The AIM is a Romanian-produced version of the Soviet-Designed AKM assault rifle. It is used by the military in a service rifle role in addition to a side-folding stock AKM variant This rifle is chambered in 7.62x39 caliber. The acronym is a translation from the Russian AKM.
It is outwardly identical to the Soviet version, except for the addition of a forward handgrip.
The initial Romanian copies of the AK-47 were faithful copies of the Soviet milled Type 3 receiver (See AK-47, Receiver development history). When Romania switched to stamped receivers, following the advances of the USSR with the AKM, the new rifle was designated the AIM. The Soviet AKM and AKMS are distinguished only by an underfolding stock, and the Romaian AIM and AIMS, respectively, follow this convention. The only further distinction is a forward handgrip on each model. The photo on the right shows an AIM. The forward pistol-grip on the AIMS differs in that it curves backwards, allowing the underfolding stock to be completely retracted.
The most-produced variation of this rifle is that of the 'Garda' designation, produced for the Romanian Patriotic Guards. These rifles have a letter 'G' engraved on the left side of the rear sight block. The civil guard versions are modified by the removal of the sear and the modification of the disconnector to be semi-automatic only. Tens of thousands of these have been imported into the United States and sold as 'parts kits' (the receiver is destroyed by torch-cutting per BATF regulations - without the receiver, the kit is no longer legally considered a firearm). They are colloquially known among firearms enthusiants as "Romy G's".
To fire, the operator inserts a loaded magazine, moves the selector lever to the lowest position, pulls back and releases the charging handle, and then pulls the trigger. In this setting, the gun fires once requiring the trigger be released and depressed again for the next shot until the magazine is exhausted. With the selector in the middle position, the rifle continues to fire, automatically cycling fresh rounds into the chamber, until the magazine is exhausted or pressure is released from the trigger.
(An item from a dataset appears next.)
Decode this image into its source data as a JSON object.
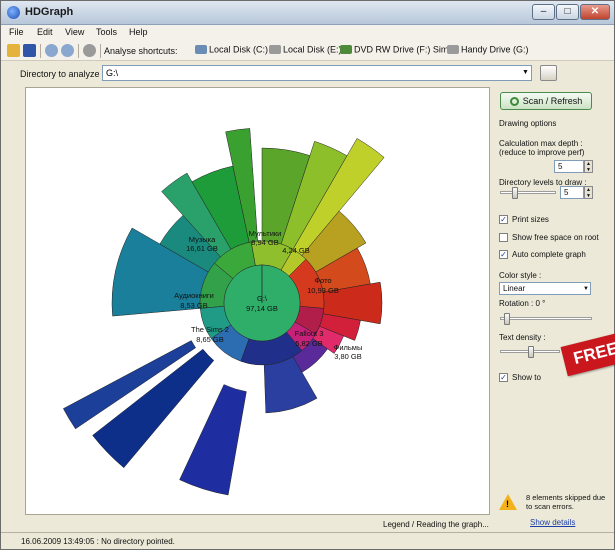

Dismantling the gun involves the operator depressing the magazine catch and removing the magazine. The charging handle is pulled to the rear and the operator inspects the chamber to verify the gun is unloaded. The operator presses forward on the retainer button at the rear of the receiver cover while simultaneously lifting up on the rear of the cover to remove it. He then pushes the spring assembly forward and lifts it from its raceway, withdrawing it out of the bolt carrier and to the rear. The operator must then pull the carrier assembly all the way to the rear, lift it, and then pull it away. He removes the bolt by pushing it to the rear of the bolt carrier; rotating the bolt so the camming lug clears the raceway on the underside of the bolt carrier and then pulls it forward and free. When cleaning, the operator will pay special attention to the barrel, bolt face, and gas piston, then oil lightly and reassemble.
The AIM is still the standard service rifle of the Romanian armed forces and was widely exported to many nations, including Iraq, the Sudan, Sierra Leone, and Libya. In Iraq, U.S. forces have regularly recovered AIM rifles from insurgents. Libya's Muammar al-Qaddafi is also known to have supplied some of his AIM rifles to the Provisional Irish Republican Army, whose members have regularly been seen brandishing the weapons in propaganda videos.